[Feature] add tx-gas-hard-limit flag to prevent spamming attack (#460)

* add tx-gas-hard-limit flag to prevent spamming attack

* convert spamming protection to mempool operation

cmd/terrad/main.go

@@ -28,6 +28,7 @@ import (
 	genutilcli "github.com/cosmos/cosmos-sdk/x/genutil/client/cli"
 
 	"github.com/terra-project/core/x/auth"
+	coreante "github.com/terra-project/core/x/auth/ante"
 	"github.com/terra-project/core/x/staking"
 	wasmconfig "github.com/terra-project/core/x/wasm/config"
 )
@@ -73,6 +74,12 @@ func main() {
 	executor := cli.PrepareBaseCmd(rootCmd, "TE", app.DefaultNodeHome)
 	rootCmd.PersistentFlags().UintVar(&invCheckPeriod, flagInvCheckPeriod,
 		0, "Assert registered invariants every N blocks")
+
+	// register tx gas hard cap flag
+	rootCmd.PersistentFlags().Uint64(coreante.FlagTxGasHardLimit, uint64(30000000),
+		"Transaction hard cap to prevent spamming attack")
+	viper.BindPFlag(coreante.FlagTxGasHardLimit, rootCmd.Flags().Lookup(coreante.FlagTxGasHardLimit))
+
 	err := executor.Execute()
 	if err != nil {
 		panic(err)

x/auth/ante/ante.go

@@ -13,7 +13,8 @@ import (
 func NewAnteHandler(ak keeper.AccountKeeper, supplyKeeper types.SupplyKeeper, treasuryKeeper TreasuryKeeper, sigGasConsumer cosmosante.SignatureVerificationGasConsumer) sdk.AnteHandler {
 	return sdk.ChainAnteDecorators(
 		cosmosante.NewSetUpContextDecorator(), // outermost AnteDecorator.
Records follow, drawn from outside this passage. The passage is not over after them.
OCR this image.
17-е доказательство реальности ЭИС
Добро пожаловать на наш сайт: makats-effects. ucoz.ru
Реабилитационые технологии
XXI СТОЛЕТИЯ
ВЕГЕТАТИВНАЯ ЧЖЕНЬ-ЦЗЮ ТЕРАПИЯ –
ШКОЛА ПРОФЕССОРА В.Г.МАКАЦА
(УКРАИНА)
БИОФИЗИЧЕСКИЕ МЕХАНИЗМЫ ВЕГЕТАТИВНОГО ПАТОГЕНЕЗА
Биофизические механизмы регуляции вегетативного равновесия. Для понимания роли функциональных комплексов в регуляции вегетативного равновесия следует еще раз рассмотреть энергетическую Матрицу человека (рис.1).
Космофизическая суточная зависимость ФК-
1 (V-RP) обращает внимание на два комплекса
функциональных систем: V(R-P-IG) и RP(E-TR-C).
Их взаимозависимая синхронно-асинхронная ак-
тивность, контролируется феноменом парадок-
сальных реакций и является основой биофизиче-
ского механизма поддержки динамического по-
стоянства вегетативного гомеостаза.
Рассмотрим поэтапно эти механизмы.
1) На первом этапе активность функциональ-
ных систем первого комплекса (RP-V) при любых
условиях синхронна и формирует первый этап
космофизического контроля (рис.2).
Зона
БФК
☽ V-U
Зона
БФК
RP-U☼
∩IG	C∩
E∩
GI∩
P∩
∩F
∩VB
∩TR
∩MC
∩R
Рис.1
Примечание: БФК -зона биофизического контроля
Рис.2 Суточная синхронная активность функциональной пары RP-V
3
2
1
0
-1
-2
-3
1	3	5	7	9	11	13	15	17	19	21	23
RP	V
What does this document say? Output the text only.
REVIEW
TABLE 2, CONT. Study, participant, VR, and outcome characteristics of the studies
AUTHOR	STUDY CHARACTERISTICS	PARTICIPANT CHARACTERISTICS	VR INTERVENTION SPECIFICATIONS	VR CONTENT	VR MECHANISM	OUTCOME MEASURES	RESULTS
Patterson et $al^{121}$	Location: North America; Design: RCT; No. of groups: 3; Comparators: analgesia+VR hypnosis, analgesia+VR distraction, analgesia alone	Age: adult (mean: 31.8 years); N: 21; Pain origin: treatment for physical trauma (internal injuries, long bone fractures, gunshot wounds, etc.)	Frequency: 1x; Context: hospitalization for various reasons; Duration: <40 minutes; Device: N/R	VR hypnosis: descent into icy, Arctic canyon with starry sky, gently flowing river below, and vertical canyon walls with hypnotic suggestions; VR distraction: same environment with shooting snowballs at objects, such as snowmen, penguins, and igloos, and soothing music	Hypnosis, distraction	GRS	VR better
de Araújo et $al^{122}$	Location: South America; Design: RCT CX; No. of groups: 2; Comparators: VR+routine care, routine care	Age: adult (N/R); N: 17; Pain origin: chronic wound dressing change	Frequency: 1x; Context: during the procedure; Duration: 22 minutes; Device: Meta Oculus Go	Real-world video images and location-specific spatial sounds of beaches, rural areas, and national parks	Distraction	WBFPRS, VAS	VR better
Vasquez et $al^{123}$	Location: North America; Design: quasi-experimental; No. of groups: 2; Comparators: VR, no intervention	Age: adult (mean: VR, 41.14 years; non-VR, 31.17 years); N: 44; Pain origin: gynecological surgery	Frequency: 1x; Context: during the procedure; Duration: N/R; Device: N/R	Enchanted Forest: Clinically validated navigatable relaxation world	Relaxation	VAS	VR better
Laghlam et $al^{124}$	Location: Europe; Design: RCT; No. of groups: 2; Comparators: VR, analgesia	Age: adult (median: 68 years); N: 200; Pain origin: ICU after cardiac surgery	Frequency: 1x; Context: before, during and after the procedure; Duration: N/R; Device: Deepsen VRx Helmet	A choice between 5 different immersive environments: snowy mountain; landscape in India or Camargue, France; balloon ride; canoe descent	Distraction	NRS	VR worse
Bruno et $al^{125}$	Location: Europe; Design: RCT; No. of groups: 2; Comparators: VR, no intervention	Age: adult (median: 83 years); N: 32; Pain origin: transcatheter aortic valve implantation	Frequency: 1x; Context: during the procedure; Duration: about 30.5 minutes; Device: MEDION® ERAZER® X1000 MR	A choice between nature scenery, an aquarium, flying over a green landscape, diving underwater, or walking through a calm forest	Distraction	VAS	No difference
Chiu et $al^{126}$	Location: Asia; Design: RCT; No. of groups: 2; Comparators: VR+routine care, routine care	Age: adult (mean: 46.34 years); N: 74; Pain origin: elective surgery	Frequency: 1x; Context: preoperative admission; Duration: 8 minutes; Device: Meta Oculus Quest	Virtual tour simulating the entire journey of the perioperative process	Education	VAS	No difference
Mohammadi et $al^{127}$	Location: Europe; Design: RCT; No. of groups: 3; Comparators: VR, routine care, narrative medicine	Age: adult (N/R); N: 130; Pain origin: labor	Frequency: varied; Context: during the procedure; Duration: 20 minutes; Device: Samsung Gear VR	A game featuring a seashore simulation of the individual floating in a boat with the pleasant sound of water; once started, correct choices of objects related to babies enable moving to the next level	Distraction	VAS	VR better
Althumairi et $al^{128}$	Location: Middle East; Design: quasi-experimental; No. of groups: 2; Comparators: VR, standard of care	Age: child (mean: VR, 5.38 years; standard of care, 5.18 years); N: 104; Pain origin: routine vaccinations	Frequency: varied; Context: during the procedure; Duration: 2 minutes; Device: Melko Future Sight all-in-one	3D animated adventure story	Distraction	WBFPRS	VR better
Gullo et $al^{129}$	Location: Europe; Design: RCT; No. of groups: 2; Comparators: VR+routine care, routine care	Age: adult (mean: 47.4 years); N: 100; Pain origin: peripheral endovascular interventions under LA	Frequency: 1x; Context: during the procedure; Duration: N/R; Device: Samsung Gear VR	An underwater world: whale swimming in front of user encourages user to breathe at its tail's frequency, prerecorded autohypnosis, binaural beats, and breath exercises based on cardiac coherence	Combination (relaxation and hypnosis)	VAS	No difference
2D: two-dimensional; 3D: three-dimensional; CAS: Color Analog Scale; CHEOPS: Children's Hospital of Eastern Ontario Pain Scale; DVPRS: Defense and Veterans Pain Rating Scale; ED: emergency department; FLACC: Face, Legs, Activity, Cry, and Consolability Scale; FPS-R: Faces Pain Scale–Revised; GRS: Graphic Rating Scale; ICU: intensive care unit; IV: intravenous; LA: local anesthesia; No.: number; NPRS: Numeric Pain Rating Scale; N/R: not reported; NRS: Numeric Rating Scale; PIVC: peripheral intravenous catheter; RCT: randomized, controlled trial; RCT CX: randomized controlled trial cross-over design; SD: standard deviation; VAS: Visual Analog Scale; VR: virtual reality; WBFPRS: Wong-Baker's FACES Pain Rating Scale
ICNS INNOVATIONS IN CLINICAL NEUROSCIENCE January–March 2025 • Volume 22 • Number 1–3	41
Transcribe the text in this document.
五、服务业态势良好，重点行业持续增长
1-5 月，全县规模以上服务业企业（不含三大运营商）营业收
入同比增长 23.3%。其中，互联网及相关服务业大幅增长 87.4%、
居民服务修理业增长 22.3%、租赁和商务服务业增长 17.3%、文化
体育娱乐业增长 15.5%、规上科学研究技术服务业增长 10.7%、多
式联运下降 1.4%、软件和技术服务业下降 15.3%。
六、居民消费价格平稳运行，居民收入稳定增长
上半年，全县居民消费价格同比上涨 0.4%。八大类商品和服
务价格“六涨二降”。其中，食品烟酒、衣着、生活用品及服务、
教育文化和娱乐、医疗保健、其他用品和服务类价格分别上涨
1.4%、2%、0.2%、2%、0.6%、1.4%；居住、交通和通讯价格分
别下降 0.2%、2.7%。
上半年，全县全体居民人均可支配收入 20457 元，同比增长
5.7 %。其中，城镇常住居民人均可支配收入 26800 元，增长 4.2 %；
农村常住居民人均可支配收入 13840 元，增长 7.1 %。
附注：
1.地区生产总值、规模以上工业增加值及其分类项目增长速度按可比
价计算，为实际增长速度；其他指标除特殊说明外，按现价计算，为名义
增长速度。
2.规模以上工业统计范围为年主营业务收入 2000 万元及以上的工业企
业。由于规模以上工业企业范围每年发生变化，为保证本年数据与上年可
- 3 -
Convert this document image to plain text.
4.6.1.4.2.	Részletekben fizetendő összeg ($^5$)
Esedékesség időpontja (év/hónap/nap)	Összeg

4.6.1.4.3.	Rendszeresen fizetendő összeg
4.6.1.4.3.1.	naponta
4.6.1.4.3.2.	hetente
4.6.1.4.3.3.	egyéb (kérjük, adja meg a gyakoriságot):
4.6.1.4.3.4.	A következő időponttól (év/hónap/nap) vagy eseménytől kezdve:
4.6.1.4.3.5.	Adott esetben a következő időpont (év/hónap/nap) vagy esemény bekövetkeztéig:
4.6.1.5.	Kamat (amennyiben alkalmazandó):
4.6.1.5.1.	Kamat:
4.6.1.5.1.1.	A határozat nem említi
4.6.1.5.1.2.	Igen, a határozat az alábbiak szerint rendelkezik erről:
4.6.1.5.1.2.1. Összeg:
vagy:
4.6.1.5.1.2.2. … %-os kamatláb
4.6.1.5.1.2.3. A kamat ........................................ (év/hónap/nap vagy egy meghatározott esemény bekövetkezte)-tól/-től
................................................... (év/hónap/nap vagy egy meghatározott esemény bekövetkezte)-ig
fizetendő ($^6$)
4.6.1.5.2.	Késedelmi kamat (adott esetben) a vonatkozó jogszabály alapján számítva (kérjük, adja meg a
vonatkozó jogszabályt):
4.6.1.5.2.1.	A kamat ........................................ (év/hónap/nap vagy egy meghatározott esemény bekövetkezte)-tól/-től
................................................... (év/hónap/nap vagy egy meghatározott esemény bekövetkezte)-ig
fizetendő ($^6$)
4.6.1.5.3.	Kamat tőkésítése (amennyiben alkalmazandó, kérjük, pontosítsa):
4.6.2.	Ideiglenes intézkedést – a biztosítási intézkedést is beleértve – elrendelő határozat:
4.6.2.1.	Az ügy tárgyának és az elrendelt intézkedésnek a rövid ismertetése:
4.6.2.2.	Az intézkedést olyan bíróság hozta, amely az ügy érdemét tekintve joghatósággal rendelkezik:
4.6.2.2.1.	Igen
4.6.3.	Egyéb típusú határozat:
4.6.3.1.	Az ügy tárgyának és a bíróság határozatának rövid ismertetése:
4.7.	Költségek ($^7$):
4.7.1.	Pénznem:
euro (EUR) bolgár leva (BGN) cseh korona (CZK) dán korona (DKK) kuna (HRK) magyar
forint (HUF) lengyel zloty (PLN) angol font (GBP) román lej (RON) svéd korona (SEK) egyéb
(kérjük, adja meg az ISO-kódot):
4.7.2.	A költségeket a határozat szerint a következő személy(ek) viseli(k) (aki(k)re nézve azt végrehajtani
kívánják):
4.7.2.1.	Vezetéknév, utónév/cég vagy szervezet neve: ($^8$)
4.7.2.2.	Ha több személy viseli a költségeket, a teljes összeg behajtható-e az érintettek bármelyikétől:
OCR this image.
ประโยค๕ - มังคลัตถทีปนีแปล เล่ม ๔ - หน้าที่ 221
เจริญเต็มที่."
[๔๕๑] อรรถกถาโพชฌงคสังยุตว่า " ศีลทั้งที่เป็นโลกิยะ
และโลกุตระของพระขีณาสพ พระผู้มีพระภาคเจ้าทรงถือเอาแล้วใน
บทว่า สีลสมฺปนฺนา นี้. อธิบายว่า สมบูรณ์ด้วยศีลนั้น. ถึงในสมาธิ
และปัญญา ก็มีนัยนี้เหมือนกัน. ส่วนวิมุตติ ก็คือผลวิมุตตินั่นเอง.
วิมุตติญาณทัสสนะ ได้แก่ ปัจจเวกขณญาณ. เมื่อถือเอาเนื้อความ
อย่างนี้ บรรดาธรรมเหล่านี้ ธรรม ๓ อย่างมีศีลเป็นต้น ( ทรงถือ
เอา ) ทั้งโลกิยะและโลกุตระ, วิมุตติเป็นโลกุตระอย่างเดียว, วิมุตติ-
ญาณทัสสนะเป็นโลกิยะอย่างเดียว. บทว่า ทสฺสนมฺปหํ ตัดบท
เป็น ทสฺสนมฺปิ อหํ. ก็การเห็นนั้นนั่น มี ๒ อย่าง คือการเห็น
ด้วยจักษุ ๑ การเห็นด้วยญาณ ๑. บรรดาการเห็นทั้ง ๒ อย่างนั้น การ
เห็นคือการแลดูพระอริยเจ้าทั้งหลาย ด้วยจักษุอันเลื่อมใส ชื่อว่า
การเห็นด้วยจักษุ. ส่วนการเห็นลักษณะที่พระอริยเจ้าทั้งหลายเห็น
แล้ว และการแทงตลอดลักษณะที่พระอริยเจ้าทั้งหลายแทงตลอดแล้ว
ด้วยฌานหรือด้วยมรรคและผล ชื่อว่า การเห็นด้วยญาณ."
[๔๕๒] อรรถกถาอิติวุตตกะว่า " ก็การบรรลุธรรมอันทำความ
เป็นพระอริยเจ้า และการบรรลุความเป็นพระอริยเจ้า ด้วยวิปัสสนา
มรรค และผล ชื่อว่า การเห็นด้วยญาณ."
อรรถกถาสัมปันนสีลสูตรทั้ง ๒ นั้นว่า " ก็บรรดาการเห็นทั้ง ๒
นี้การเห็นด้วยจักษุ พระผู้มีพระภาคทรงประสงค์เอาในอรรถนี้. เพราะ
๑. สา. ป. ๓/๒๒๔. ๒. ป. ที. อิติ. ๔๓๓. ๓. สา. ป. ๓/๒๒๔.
SetUpContext must be called first
-		NewTaxFeeDecorator(treasuryKeeper),    // mempool gas fee validation & record tax proceeds
+		NewSpammingPreventionDecorator(),
+		NewTaxFeeDecorator(treasuryKeeper), // mempool gas fee validation & record tax proceeds
 		cosmosante.NewValidateBasicDecorator(),
 		cosmosante.NewValidateMemoDecorator(ak),
 		cosmosante.NewConsumeGasForTxSizeDecorator(ak),

x/auth/ante/spamming_prevention.go

@@ -0,0 +1,38 @@
+package ante
+
+import (
+	sdk "github.com/cosmos/cosmos-sdk/types"
+	sdkerrors "github.com/cosmos/cosmos-sdk/types/errors"
+	"github.com/spf13/viper"
+)
+
+// FlagTxGasHardLimit defines the hard cap to prevent tx spamming attack
+const FlagTxGasHardLimit = "tx-gas-hard-limit"
+
+// SpammingPreventionDecorator will check if the transaction's gas is smaller than
+// configured hard cap
+type SpammingPreventionDecorator struct {
+}
+
+// NewSpammingPreventionDecorator returns new spamming prevention decorator instance
+func NewSpammingPreventionDecorator() SpammingPreventionDecorator {
+	return SpammingPreventionDecorator{}
+}
+
+// AnteHandle handles msg tax fee checking
+func (spd SpammingPreventionDecorator) AnteHandle(ctx sdk.Context, tx sdk.Tx, simulate bool, next sdk.AnteHandler) (newCtx sdk.Context, err error) {
+	if ctx.IsCheckTx() {
+		feeTx, ok := tx.(FeeTx)
+		if !ok {
+			return ctx, sdkerrors.Wrap(sdkerrors.ErrTxDecode, "Tx must be a FeeTx")
+		}
+
+		gas := feeTx.GetGas()
+		gasHardLimit := viper.GetUint64(FlagTxGasHardLimit)
+		if gas > gasHardLimit {
+			return ctx, sdkerrors.Wrapf(sdkerrors.ErrOutOfGas, "Tx cannot spend more than %d gas", gasHardLimit)
+		}
+	}
+
+	return next(ctx, tx, simulate)
+}

x/auth/ante/tax.go

@@ -21,7 +21,7 @@ type FeeTx interface {
 	FeePayer() sdk.AccAddress
 }
 
-// TaxDecorator will check if the transaction's fee is at least as large
+// TaxFeeDecorator will check if the transaction's fee is at least as large
 // as tax + the local validator's minimum gasFee (defined in validator config)
 // and record tax proceeds to treasury module to track tax proceeds.
 // If fee is too low, decorator returns error and tx is rejected from mempool.